With the rise of black activist groups and the ‘alt-right’ some have questioned whether we have reached the Promised Land.
From the organisation of the Montgomery Bus Boycott in 1955 to his famous “I have a Dream” speech at the March on Washington in ’63, King was the figure head of the Civil Rights Movement throughout the 1960s.
Winner of the Nobel Peace Prize in 1964, King was inspired by Ghandi in his advocating of non-violent civil disobedience.
Even in the face of police brutality and frequent death threats King maintained his Christian beliefs of peaceful protest and civil noncompliance and refused to take a more combative approach advocated by his Civil Rights counterpart Malcom X.

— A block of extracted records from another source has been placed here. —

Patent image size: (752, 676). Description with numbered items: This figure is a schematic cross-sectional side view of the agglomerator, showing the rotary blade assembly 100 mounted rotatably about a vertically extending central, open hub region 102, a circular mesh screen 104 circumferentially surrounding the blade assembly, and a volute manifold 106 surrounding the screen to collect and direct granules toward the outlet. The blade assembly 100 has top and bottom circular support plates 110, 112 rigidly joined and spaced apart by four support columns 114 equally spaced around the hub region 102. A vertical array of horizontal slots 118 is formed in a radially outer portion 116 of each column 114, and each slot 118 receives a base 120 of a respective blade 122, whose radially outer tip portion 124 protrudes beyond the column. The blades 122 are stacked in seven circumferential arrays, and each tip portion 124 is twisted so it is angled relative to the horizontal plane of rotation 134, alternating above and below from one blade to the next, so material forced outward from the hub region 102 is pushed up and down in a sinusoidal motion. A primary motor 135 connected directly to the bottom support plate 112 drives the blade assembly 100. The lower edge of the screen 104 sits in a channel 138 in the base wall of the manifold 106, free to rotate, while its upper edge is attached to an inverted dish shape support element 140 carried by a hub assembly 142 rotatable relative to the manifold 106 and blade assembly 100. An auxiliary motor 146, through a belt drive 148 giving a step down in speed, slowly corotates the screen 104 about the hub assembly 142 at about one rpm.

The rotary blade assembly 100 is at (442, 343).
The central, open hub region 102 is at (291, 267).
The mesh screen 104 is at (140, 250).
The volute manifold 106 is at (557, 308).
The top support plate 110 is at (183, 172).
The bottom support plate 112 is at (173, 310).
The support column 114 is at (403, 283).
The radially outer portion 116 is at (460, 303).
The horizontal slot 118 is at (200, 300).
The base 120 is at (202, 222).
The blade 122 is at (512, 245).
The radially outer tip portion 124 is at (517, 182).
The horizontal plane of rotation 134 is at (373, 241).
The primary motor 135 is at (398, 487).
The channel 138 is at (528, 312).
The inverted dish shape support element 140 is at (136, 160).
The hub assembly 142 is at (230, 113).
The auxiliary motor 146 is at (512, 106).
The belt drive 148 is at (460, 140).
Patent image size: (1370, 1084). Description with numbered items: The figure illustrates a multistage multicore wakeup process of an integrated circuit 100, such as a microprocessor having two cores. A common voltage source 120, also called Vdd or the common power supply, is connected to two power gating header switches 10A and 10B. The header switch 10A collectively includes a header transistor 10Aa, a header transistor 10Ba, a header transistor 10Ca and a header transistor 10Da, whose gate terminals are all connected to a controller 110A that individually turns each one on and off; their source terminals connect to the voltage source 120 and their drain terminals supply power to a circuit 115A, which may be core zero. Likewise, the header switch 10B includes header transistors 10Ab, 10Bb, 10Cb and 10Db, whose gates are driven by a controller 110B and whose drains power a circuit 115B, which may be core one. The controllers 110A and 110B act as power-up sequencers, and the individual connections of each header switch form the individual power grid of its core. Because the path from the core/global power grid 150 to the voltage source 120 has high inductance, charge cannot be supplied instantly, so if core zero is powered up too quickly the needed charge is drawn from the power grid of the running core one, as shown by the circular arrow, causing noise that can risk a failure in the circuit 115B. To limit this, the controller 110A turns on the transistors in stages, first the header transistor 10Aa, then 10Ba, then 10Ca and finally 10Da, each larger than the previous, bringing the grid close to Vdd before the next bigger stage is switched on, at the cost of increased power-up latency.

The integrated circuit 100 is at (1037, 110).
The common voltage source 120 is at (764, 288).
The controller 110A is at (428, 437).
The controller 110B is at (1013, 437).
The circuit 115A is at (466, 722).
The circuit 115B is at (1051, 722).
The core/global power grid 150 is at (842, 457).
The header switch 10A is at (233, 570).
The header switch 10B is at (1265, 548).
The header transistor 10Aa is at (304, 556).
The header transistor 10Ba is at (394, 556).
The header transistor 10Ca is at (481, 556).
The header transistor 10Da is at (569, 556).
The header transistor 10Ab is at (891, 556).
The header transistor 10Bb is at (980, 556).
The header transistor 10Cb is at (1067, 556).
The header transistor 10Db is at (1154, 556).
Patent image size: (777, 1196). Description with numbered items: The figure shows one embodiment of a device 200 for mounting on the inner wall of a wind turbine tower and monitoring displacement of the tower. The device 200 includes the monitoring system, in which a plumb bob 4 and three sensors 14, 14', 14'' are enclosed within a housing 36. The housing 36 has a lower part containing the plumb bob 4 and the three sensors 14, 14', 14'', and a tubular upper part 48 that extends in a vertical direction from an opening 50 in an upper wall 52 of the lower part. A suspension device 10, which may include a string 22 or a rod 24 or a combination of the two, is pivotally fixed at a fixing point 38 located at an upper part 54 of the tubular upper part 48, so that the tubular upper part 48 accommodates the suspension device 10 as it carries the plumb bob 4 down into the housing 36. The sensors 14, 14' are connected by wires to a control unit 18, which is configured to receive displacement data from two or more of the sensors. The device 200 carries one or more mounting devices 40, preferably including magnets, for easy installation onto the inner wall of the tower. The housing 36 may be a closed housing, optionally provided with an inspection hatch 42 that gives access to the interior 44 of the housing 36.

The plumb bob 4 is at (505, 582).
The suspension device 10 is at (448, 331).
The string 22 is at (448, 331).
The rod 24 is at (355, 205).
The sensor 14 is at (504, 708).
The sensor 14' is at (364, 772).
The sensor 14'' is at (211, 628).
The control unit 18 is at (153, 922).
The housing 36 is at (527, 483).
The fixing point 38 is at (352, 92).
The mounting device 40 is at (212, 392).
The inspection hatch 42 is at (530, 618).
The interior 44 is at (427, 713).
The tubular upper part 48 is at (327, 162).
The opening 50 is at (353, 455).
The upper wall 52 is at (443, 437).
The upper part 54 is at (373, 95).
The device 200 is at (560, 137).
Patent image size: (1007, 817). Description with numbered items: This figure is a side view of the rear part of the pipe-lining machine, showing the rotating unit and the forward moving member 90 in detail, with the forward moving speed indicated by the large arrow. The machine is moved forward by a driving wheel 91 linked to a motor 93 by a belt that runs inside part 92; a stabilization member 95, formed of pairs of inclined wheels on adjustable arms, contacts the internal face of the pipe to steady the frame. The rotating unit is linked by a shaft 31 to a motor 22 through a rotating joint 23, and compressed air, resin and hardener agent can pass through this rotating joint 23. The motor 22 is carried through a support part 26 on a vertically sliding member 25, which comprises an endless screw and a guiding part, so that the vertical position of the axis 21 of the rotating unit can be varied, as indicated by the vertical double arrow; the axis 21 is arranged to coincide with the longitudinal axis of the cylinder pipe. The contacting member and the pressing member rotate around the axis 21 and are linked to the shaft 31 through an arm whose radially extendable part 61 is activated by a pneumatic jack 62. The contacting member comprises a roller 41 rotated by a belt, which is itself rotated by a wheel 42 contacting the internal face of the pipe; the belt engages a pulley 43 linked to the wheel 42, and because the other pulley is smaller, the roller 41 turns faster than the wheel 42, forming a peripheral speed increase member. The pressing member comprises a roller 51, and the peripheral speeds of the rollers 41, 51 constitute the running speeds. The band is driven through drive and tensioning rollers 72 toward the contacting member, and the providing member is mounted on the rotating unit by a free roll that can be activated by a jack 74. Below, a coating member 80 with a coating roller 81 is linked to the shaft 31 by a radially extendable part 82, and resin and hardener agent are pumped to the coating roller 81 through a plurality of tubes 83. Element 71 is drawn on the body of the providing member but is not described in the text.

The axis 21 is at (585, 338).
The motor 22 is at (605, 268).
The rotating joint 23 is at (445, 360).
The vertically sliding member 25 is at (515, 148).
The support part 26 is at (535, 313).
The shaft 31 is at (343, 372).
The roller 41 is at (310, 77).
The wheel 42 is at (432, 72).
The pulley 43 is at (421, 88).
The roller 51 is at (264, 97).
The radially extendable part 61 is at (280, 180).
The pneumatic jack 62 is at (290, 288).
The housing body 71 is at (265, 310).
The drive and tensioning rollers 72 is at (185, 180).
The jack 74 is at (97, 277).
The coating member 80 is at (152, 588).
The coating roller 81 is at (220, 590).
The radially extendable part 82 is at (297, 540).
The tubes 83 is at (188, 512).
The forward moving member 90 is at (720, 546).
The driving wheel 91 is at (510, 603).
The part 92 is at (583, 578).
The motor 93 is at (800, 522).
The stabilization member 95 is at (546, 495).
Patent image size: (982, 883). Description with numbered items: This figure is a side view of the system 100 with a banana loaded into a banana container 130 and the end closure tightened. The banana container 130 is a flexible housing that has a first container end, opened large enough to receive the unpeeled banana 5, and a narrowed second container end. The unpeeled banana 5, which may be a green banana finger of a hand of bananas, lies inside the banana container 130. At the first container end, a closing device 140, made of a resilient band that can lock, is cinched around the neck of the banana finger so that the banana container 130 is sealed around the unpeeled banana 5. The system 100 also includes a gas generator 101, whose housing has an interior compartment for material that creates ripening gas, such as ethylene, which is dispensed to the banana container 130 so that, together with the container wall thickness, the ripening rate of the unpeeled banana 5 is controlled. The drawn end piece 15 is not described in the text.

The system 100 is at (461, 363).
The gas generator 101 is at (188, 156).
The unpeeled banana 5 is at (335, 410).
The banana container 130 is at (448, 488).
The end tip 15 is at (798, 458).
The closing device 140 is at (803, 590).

In the 13 short years that Martin Luther King was active in the movement he grew from a simple Christian Pastor to the leader of the greatest human rights movement of the 20th Century.
Rarely has someone characterised an undertaking as clearly and symbolically as King. In his own words ‘few men have so swiftly shaped the course of events; few have so deeply stirred multitudes.’
Although his legacy remains, in the end a single bullet achieved what bombings, stabbings and police brutality could not. It silenced the King, but the echo of his voice lingers on.